You should probably state what you want a little more precisely. As it is currently stated, it allows for the possibility that $$\pi$$ is not projective in which case there is no chance. The statement also allows a small resolution in which case $$E$$ is empty and $$a\pi^*L$$ is not ample for any $$a$$.

Unfortunately, even if you assume that $$\pi$$ is projective and $$E$$ is the entire exceptional set(!), it is possible that this fails. The condition you need is that $$-E$$ has to be relatively ample for $$\pi$$. This can fail already for surfaces. For instance, assume that $$E$$ has two components, both with negative self-intersection, say $$-n$$ and $$-m$$, and let's say that the intersection number of the two components is $$n+e$$ for some positive number $$e$$. The intersection matrix has to be negative definite, which means that we need $$nm> (n+e)^2$$, but this is easy to satisfy by making $$m$$ really big. In this case, $$E$$ restricted to the component with self-intersection $$-n$$ has positive degree, so $$-E$$ cannot be ample.

This suggests that you cannot allow $$E$$ to have more than one component. On the other hand, in that case you are OK. Alternatively, if you allow different coefficients for the components of $$E$$ then a similar statement holds.

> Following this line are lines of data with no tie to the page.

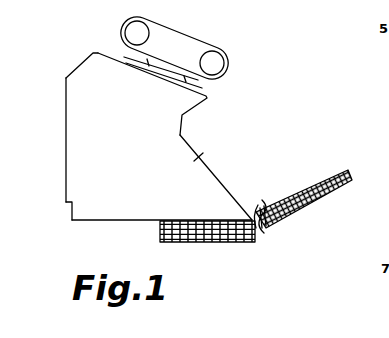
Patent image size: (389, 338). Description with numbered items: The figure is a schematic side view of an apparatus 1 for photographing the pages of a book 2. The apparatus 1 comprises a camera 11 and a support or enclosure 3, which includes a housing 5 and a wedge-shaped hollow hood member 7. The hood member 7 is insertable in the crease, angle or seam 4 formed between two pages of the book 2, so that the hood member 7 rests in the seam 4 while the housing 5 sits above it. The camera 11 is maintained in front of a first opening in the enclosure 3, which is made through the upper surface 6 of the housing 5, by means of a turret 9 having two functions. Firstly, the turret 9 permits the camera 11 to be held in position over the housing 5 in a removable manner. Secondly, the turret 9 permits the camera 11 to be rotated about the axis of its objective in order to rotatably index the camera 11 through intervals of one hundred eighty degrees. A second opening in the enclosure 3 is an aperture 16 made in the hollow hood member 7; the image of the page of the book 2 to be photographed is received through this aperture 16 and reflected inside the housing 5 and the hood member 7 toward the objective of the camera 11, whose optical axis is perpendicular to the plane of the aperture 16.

The apparatus 1 is at (190, 27).
The book 2 is at (290, 224).
The support or enclosure 3 is at (60, 178).
The crease, angle or seam 4 is at (265, 205).
The housing 5 is at (90, 200).
The upper surface 6 is at (99, 53).
The wedge-shaped hollow hood member 7 is at (201, 156).
The turret 9 is at (200, 86).
The camera 11 is at (198, 50).
The aperture 16 is at (153, 226).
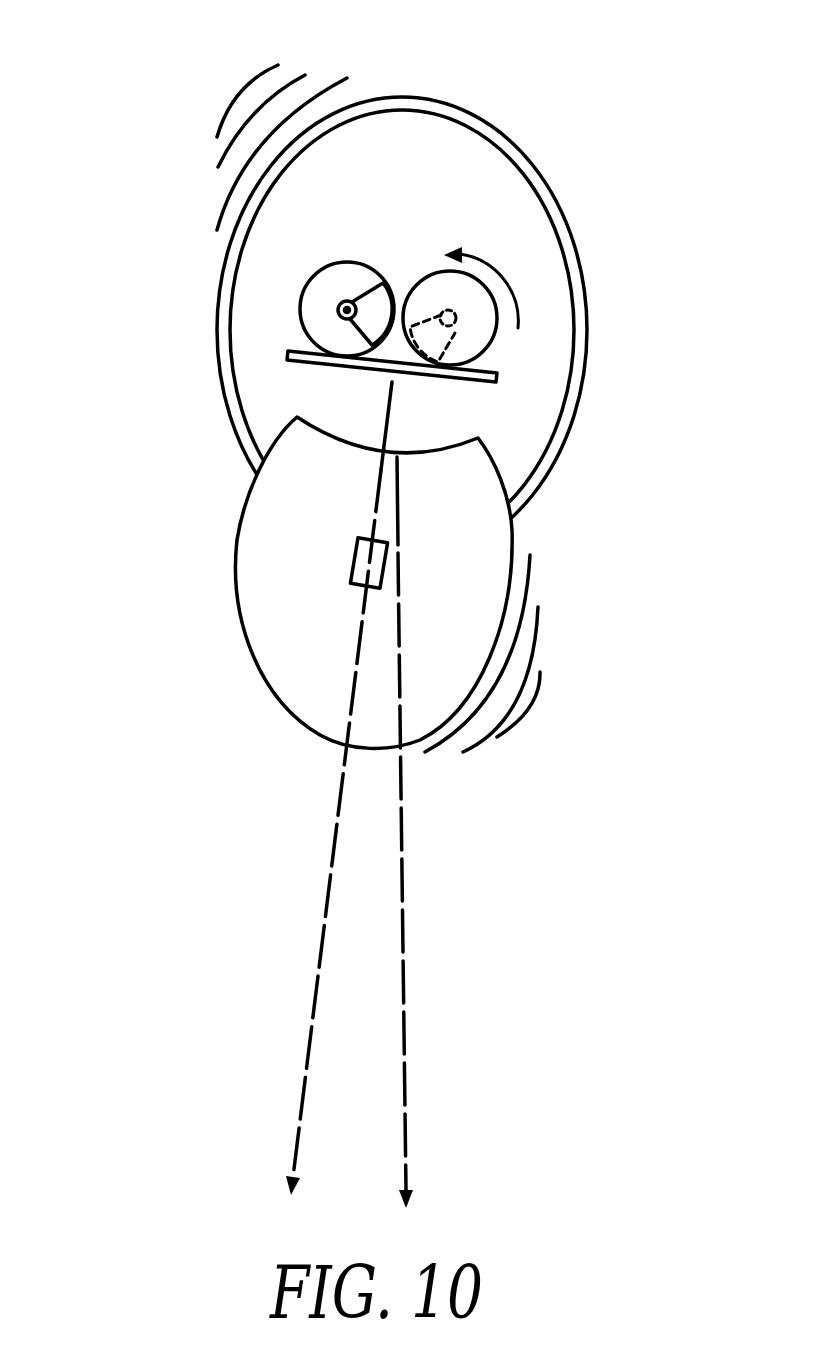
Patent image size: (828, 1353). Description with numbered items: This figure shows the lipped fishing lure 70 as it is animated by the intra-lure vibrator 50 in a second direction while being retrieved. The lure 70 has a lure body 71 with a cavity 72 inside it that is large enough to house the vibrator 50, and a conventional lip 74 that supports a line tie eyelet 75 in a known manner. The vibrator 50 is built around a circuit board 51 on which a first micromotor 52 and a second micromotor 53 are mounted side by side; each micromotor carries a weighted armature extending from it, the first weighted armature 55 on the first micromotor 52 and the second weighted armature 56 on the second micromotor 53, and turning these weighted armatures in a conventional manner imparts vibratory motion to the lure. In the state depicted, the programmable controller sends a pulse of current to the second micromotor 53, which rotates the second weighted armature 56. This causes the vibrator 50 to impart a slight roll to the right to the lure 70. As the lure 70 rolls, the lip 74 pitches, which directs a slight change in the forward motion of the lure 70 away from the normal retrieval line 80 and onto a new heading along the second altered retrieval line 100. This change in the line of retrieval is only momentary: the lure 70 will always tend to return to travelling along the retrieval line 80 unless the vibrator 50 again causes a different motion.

The fishing lure 70 is at (530, 82).
The lure body 71 is at (410, 97).
The cavity 72 is at (252, 253).
The lip 74 is at (238, 524).
The line tie eyelet 75 is at (352, 569).
The vibrator 50 is at (270, 302).
The circuit board 51 is at (288, 358).
The first micromotor 52 is at (287, 349).
The second micromotor 53 is at (492, 370).
The first cam 55 is at (338, 312).
The second weighted armature 56 is at (453, 343).
The retrieval line 80 is at (404, 916).
The second altered retrieval line 100 is at (334, 838).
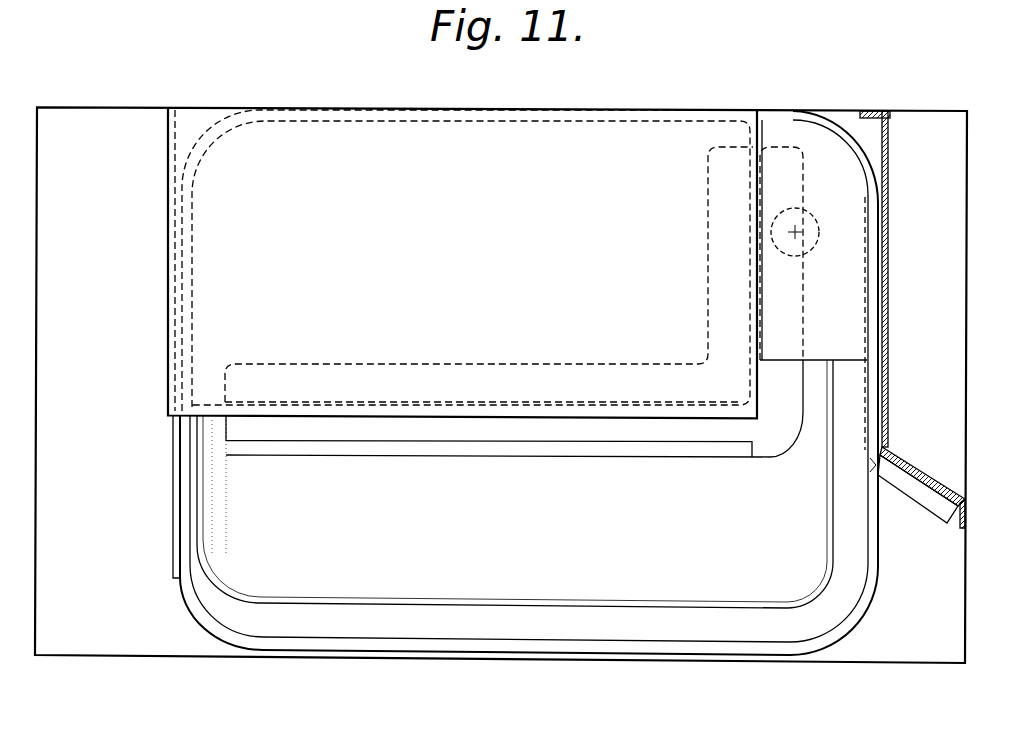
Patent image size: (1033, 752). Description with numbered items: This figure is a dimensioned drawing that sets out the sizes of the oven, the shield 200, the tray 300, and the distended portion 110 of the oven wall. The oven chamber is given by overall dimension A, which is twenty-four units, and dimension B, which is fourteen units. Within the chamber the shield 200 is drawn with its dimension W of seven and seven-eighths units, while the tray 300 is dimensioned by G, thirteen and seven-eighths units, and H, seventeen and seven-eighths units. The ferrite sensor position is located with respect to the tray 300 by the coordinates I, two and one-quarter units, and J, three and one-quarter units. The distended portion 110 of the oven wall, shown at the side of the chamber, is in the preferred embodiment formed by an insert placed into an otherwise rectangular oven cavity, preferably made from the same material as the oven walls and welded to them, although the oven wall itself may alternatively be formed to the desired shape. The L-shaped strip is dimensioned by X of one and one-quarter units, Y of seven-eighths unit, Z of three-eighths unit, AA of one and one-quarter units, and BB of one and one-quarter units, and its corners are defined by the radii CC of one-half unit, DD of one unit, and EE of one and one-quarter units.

The shield 200 is at (571, 255).
The tray 300 is at (204, 615).
The distended portion of the oven wall 110 is at (935, 490).
The oven chamber dimension A is at (35, 670).
The oven chamber dimension B is at (95, 655).
The tray dimension G is at (354, 107).
The tray dimension H is at (878, 539).
The shield dimension W is at (425, 417).
The L-shaped strip dimension X is at (215, 400).
The L-shaped strip dimension Y is at (217, 437).
The L-shaped strip dimension Z is at (217, 452).
The ferrite sensor coordinate I is at (795, 232).
The ferrite sensor coordinate J is at (837, 111).
The L-shaped strip dimension AA is at (753, 100).
The L-shaped strip dimension BB is at (733, 73).
The L-shaped strip radius CC is at (711, 151).
The L-shaped strip radius DD is at (800, 151).
The L-shaped strip radius EE is at (789, 443).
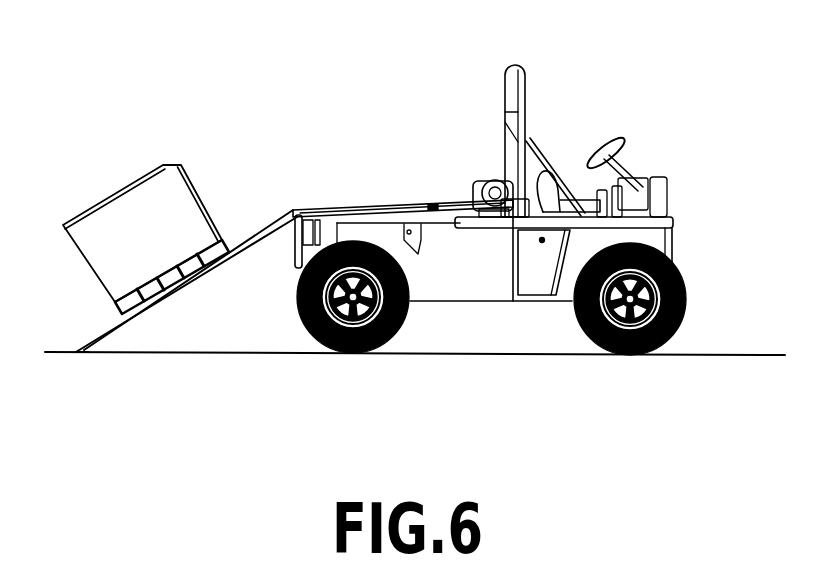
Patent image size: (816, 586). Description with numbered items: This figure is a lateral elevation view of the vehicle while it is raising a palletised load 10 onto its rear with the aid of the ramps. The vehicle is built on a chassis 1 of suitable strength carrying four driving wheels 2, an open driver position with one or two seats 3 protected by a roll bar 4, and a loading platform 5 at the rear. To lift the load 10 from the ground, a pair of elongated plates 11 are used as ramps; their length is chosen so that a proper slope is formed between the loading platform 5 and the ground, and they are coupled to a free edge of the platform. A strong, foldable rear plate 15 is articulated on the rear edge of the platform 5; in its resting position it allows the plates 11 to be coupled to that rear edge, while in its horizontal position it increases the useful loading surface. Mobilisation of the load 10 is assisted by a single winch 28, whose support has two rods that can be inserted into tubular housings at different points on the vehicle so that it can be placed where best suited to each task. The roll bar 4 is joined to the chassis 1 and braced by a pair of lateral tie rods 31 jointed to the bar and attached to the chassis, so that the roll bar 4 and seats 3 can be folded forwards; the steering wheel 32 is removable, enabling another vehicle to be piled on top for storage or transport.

The chassis 1 is at (545, 272).
The driving wheels 2 is at (330, 354).
The seats 3 is at (538, 175).
The roll bar 4 is at (527, 112).
The loading platform 5 is at (352, 210).
The palletised load 10 is at (130, 212).
The elongated plates 11 is at (160, 300).
The rear plate 15 is at (277, 222).
The winch 28 is at (485, 180).
The lateral tie rods 31 is at (553, 168).
The steering wheel 32 is at (623, 167).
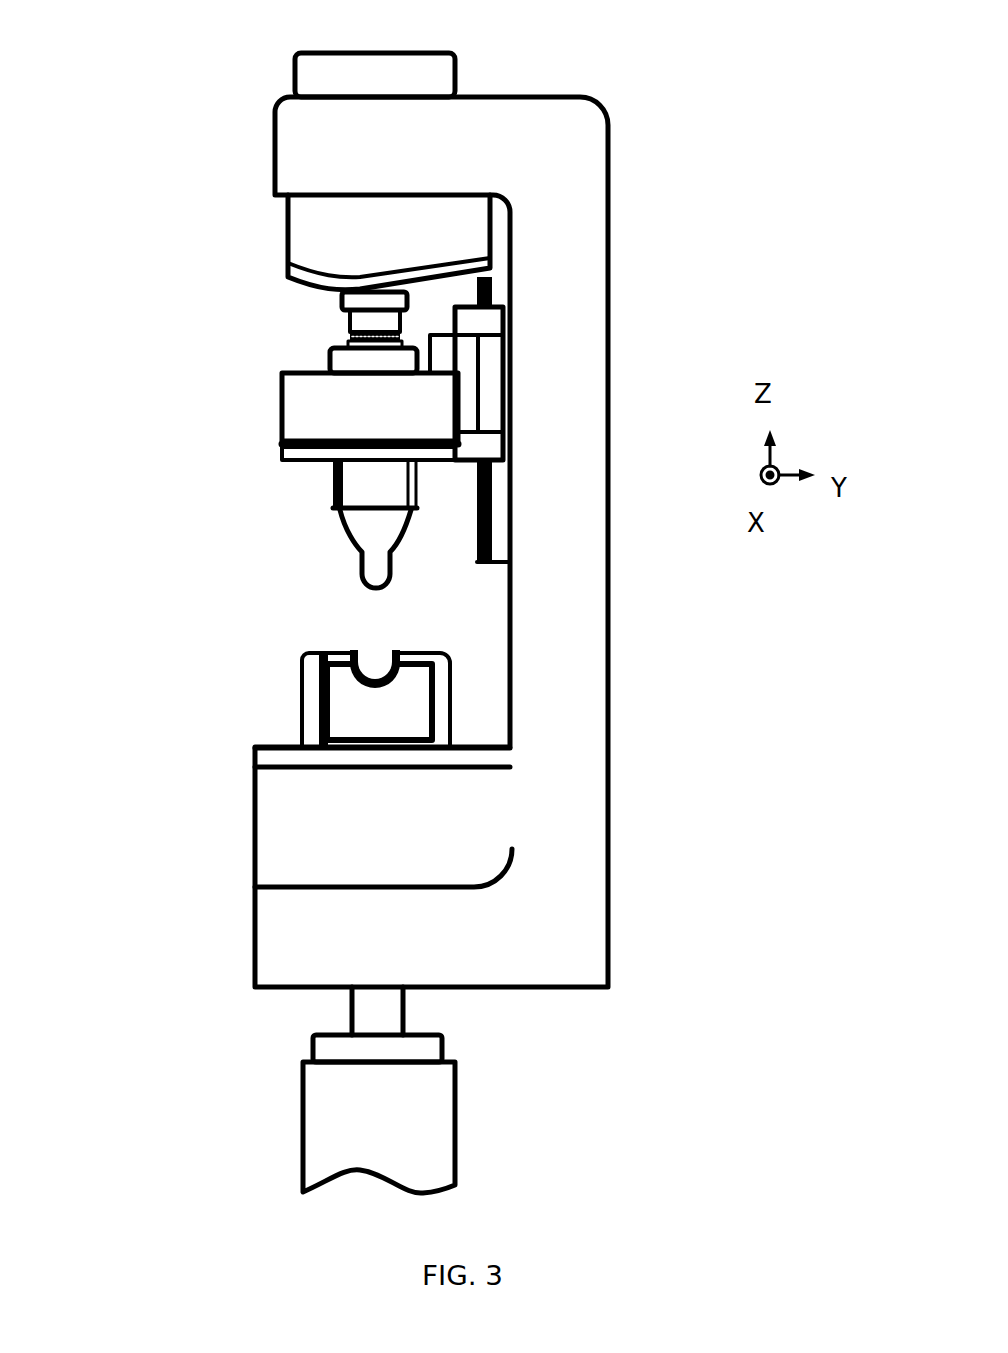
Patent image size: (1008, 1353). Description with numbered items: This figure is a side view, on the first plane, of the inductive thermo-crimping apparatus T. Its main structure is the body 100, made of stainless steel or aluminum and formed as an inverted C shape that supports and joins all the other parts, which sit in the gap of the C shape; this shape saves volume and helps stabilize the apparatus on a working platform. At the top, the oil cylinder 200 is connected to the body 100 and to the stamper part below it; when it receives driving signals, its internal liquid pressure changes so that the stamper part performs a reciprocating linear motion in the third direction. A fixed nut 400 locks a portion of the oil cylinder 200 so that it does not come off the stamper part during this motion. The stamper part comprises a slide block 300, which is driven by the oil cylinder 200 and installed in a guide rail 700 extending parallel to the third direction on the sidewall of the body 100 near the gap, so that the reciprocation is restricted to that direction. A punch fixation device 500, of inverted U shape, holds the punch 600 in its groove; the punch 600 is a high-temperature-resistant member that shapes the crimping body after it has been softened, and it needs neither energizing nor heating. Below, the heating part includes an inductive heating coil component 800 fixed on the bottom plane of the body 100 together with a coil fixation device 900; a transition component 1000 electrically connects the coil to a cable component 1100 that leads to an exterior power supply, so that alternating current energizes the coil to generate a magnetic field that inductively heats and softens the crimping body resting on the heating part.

The inductive thermo-crimping apparatus T is at (134, 99).
The body 100 is at (315, 160).
The oil cylinder 200 is at (315, 238).
The slide block 300 is at (492, 370).
The fixed nut 400 is at (362, 318).
The punch fixation device 500 is at (372, 408).
The punch 600 is at (372, 492).
The guide rail 700 is at (500, 535).
The inductive heating coil component 800 is at (315, 693).
The coil fixation device 900 is at (315, 822).
The transition component 1000 is at (372, 1008).
The cable component 1100 is at (378, 1125).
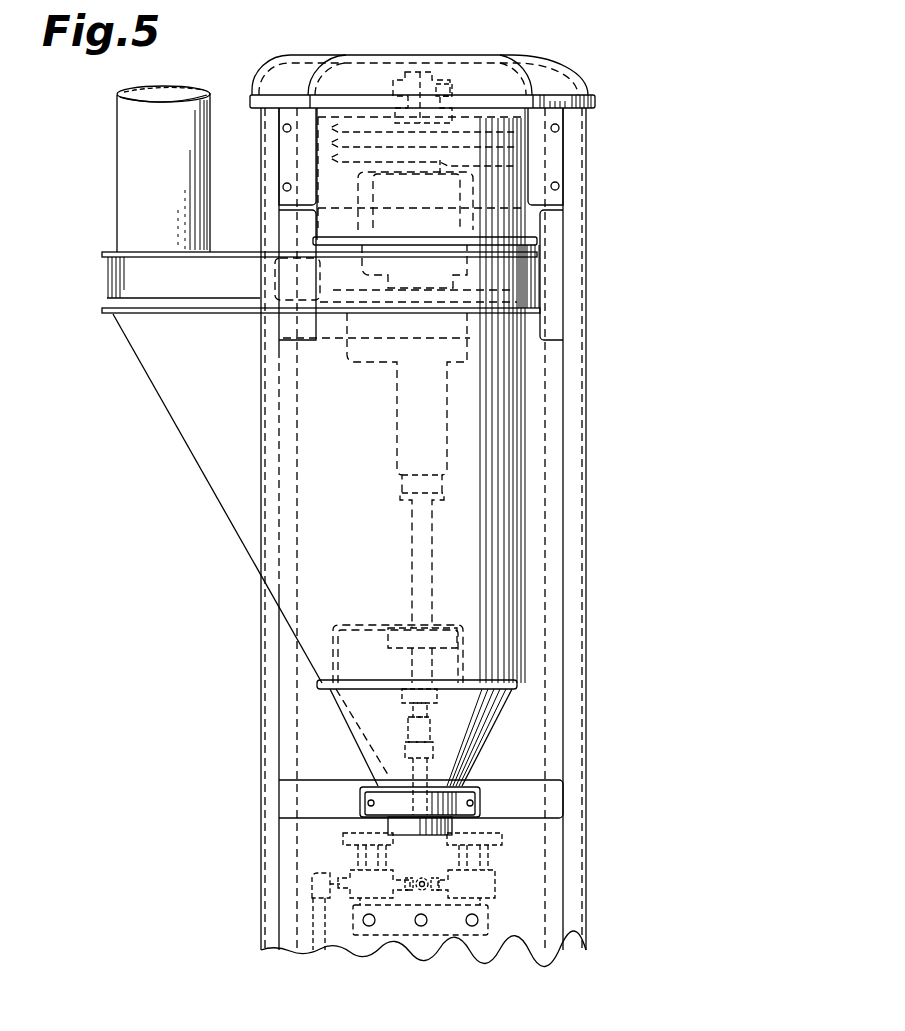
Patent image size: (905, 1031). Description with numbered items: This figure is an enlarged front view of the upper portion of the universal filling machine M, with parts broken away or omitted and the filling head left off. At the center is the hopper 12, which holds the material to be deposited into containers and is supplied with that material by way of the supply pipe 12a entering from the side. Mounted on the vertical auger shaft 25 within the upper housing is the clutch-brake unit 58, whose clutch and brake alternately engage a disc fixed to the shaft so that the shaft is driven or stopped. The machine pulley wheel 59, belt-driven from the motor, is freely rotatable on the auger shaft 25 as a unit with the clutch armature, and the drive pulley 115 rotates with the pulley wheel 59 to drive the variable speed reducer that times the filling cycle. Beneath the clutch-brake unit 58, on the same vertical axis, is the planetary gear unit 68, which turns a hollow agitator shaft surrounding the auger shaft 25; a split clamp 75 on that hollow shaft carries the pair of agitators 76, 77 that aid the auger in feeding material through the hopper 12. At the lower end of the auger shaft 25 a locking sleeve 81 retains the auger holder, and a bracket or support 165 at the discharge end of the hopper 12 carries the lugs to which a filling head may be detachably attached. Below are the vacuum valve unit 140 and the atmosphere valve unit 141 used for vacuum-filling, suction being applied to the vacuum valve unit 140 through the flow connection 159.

The universal filling machine M is at (630, 448).
The auger shaft 25 is at (417, 76).
The drive pulley 115 is at (448, 86).
The machine pulley wheel 59 is at (358, 157).
The clutch-brake unit 58 is at (360, 226).
The supply pipe 12a is at (123, 177).
The hopper 12 is at (219, 475).
The planetary gear unit 68 is at (470, 362).
The split clamp 75 is at (436, 634).
The agitator 76 is at (362, 728).
The agitator 77 is at (458, 742).
The locking sleeve 81 is at (410, 728).
The bracket or support 165 is at (480, 806).
The vacuum valve unit 140 is at (355, 882).
The atmosphere valve unit 141 is at (493, 884).
The flow connection 159 is at (314, 962).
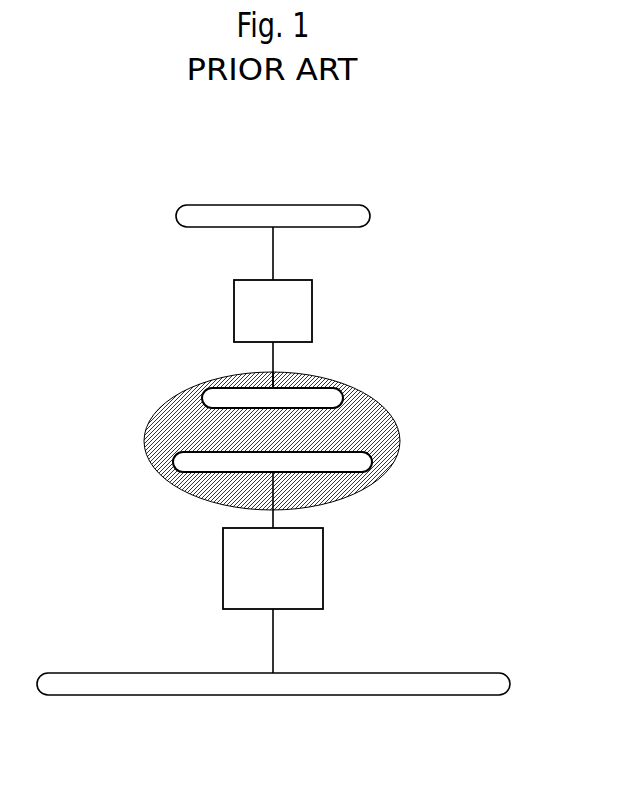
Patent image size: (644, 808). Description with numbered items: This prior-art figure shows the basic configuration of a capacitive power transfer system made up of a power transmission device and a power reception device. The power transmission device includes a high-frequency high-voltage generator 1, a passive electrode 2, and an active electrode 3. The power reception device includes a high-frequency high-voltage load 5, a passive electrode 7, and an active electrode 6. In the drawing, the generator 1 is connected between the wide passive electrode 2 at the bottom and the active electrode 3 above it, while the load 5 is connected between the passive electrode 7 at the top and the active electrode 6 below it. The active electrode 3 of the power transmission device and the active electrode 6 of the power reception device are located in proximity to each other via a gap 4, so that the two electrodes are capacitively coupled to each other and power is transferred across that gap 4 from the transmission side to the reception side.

The high-frequency high-voltage generator 1 is at (323, 567).
The passive electrode 2 is at (440, 673).
The active electrode 3 is at (355, 463).
The gap 4 is at (380, 433).
The high-frequency high-voltage load 5 is at (312, 308).
The active electrode 6 is at (337, 402).
The passive electrode 7 is at (337, 205).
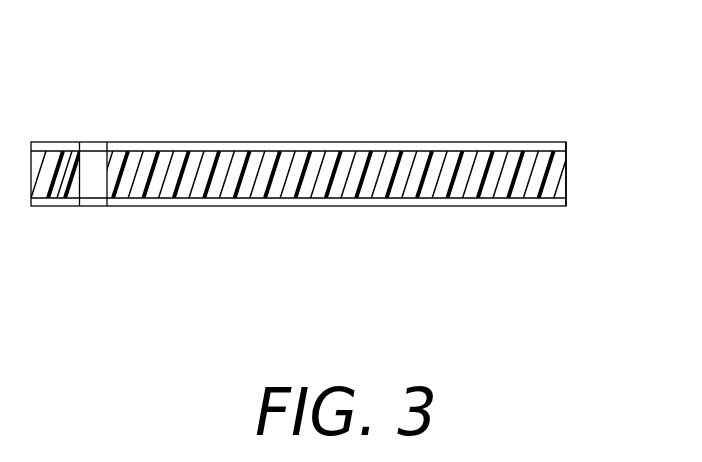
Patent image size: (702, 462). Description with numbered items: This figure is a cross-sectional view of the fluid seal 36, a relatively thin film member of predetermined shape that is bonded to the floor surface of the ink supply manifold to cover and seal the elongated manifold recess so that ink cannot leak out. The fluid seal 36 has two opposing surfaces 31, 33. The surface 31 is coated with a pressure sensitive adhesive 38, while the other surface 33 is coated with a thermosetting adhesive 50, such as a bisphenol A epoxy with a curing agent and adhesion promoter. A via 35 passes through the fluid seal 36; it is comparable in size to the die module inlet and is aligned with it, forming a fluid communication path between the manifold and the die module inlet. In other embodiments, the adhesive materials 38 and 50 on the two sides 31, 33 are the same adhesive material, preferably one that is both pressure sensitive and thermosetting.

The surface 31 is at (427, 192).
The surface 33 is at (433, 187).
The via 35 is at (93, 167).
The fluid seal 36 is at (566, 171).
The pressure sensitive adhesive 38 is at (263, 142).
The thermosetting adhesive 50 is at (52, 207).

Addendum: In response to @freidtchy's comment-question below here is an explanation of the last sentence above. Yes, I meant exactly that there exist $$a_i>0$$ such that $$A\pi^*L-\sum a_iE_i$$ is ample. Since $$\pi$$ is ample, there exists a $$\pi$$-ample Cartier divisor on $$Y$$. With a little bit of work one may assume that there is one which is entirely supported on $$E$$ (the possible components that are a priori not can be exchanged to something pulled back from $$X$$ plus something supported on $$E$$ and the pull-back of anything is $$\pi$$-trivial). In other words, one has a $$\pi$$-ample Cartier divisor $$\sum b_iE_i$$. Then the Negativity Lemma [Kollár-Mori-98, 3.39] tells us that all the $$b_i$$ are negative and then choosing a large enough $$A$$ gives the claimed statement.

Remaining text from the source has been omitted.